Il potere imperiale di Roma annientava chiunque non voleva sottostare al suo dominio, pertanto, buona parte degli ebrei sopravvissuti, ad iniziare dalla diaspora delle Province, scelsero di modificare il concetto di Messia: da "Dominatore del Mondo" in quello di "Messia Salvatore del Mondo".
La nuova dottrina fu ideata dagli Esseni dopo il genocidio effettuato dai legionari romani nel 135 d.C. sotto Adriano. Ebrei Esseni d'Egitto che adottarono il "Logos divino" (Verbo di Dio) concepito, oltre un secolo prima, dal filosofo Filone d'Alessandria, il più influente rappresentante della numerosa comunità ebraica della seconda città dell'Impero Romano, ma la più avanzata nella cultura scientifica e filosofica.

L'elaborazione del "Logos" - incarnato nel Messia "Figlio di Dio", già profetato dagli Esseni nei Rotoli del Mar Morto, rappresentava una divinità che, in quanto tale, avrebbe "garantito" la salvezza della vita eterna ai Suoi credenti. Un "Figlio di Dio" ideato in epoca successiva alla distruzione di Gerusalemme da parte di Tito e la disastrosa rivolta ebraica, del 132/135 d.C., guidata dal "Principe d'Israele" Simon Bar Kokheba.
Dopo questo ulteriore olocausto, g
li Esseni idearono il mito del "Messia Salvatore" ebreo la cui dottrina si sviluppò, attraverso un processo storico, tramite "testimonianze" evangeliche diverse e contrastanti fra loro, al punto di obbligare la convocazione di numerosi Concili nel IV secolo, ad iniziare da quello di Nicea nel 325 d.C., finalizzati a risolvere le controversie cristologiche sulla "sostanza" della divinità del "Salvatore". Il Concilio conclusivo del lungo processo di trasformazione teologica del Cristianesimo - ormai evolutosi in quello Cattolico con l'Editto di Tessalonica del 380 d.C. - fu indetto ad Efeso nel 431. In tale Concilio venne decretato dai Vescovi che la Beata Vergine Maria, Madre di Dio "Theotòkos", aveva generato il Logos che risiedeva nell'uomo Cristo, "Figlio di Dio", seppur già Dio e "consustanziale al Padre dall'inizio dei secoli". In ultima analisi, la "sostanza" definitiva, sancita come dogma e sempre attuale, è questa: "Colui che aveva creato l'umanità" divenne "Figlio della Madre di Dio", pur se la "Madre di Dio Padre consustanziale al Figlio" era anche "Madre del Figlio di Dio Padre". Tale "incesto cosmico primordiale", conseguente alla Santissima Trinità, indusse il Clero a dichiararlo "Dogma coperto da Mistero", dunque impossibile da spiegare. Resta il fatto che chi capisce qualcosa di tale assurdità è bravo. 

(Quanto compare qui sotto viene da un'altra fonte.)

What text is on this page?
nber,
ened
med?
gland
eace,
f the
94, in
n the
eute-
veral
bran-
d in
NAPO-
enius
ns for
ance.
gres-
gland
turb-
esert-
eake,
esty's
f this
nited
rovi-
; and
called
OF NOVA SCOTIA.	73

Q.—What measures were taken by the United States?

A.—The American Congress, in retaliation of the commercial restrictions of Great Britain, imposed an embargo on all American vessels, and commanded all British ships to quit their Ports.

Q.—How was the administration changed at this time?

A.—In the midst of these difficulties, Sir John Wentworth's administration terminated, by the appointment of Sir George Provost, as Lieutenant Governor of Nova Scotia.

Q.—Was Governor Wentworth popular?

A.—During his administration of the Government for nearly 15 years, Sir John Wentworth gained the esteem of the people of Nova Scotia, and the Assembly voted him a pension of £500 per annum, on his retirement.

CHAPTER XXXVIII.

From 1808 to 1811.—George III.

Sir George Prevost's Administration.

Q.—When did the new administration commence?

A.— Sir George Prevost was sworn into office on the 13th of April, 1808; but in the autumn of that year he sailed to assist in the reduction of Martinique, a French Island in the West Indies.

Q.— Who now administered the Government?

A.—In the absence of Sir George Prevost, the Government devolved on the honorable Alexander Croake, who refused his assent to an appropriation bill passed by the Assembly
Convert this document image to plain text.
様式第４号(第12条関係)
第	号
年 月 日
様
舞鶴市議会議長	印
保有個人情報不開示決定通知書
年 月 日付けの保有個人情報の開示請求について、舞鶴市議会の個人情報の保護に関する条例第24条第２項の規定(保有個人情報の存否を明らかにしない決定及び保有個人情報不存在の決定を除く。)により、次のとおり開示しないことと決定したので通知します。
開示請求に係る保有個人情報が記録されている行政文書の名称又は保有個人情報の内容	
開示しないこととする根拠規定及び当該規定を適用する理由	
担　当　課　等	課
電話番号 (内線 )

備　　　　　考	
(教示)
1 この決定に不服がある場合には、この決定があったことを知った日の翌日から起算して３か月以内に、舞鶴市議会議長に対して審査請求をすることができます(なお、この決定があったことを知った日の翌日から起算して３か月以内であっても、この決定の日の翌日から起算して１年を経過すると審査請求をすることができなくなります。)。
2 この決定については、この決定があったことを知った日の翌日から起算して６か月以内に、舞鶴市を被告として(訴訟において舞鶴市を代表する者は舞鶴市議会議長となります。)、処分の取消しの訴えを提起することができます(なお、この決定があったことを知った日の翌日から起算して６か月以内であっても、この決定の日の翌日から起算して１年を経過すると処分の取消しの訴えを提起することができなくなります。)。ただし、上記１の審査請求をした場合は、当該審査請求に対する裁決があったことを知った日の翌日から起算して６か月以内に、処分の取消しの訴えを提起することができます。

L'olocausto ebraico perpetrato dai Romani fu la drammatica conclusione della lotta di un popolo, zelota verso la propria Legge ancestrale e convinto dell'avvento di un Messia, prescelto da Yahweh, capace di fare strage dell'esercito più potente del mondo. Un continuo conflitto del "popolo eletto da Dio" contro l'Impero dominante: lotta che vide i discendenti degli Asmonei affrontare, alla testa degli Zeloti, i legionari e gli ausiliari delle coorti di Roma.
Una triste epopea perfettamente compatibile con le vicende reali di quegli anni, riferite, come abbiamo visto negli studi precedenti, soprattutto da Giuseppe Flavio e Cornelio Tacito, quindi confermate, pur con descrizioni ridotte, anche da Filone Alessandrino, Svetonio e Cassio Dione.